The catalyzing episode occurred on May 17, 1968, six weeks after the murder of the Rev. Dr. Martin Luther King Jr. and the outbreak of new riots in dozens of cities. Nine Catholic activists, led by Daniel and Philip Berrigan, entered a Knights of Columbus building in Catonsville and went up to the second floor, where the local draft board had offices. In front of astonished clerks, they seized hundreds of draft records, carried them down to the parking lot and set them on fire with homemade napalm.

Some reporters had been told of the raid in advance. They were given a statement that said in part, “We destroy these draft records not only because they exploit our young men but because they represent misplaced power concentrated in the ruling class of America.” It added, “We confront the Catholic Church, other Christian bodies and the synagogues of America with their silence and cowardice in the face of our country’s crimes.”

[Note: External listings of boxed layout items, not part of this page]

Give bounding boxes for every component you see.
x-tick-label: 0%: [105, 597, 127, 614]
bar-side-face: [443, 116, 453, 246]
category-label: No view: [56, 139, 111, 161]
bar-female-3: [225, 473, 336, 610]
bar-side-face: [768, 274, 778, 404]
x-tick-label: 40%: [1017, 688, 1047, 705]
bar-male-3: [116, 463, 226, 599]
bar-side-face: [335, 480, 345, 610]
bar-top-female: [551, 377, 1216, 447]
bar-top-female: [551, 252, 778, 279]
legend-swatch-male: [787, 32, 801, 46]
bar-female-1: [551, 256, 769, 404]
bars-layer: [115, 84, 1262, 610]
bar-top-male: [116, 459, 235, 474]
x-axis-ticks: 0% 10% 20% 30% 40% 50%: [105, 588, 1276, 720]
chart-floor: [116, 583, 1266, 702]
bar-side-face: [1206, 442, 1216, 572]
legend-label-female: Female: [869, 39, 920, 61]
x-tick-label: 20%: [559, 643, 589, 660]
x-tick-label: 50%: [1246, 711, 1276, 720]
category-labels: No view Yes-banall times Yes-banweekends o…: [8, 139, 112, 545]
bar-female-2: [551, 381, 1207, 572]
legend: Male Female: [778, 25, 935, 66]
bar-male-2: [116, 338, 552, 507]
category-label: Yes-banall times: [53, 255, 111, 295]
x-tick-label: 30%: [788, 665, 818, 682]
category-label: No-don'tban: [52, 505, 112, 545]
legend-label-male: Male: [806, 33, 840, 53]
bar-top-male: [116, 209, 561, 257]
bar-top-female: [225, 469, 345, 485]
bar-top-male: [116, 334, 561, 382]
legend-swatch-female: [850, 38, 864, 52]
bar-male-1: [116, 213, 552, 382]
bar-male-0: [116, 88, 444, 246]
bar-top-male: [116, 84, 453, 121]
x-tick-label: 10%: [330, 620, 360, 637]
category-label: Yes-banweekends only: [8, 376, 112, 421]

In a year sick with images of destruction, from the Tet offensive in Vietnam to the murder of Dr. King, a scene was recorded that had been contrived to shock people to attention, and did so. When the police came, the trespassers were praying in the parking lot, led by two middle-aged men in clerical collars: the big, craggy Philip, a decorated hero of World War II, and the ascetic Daniel, waiting peacefully to be led into the van.

Amazingly, the country still requires its 18 year old men to sign up for a draft, with every indication that should another war require the country to sweep up the nation’s youth and send them to a jungle somewhere, it’ll be the poorest who go while the privileged find a way out.

Daniel Berrigan is survived by a nation that hasn’t learned much.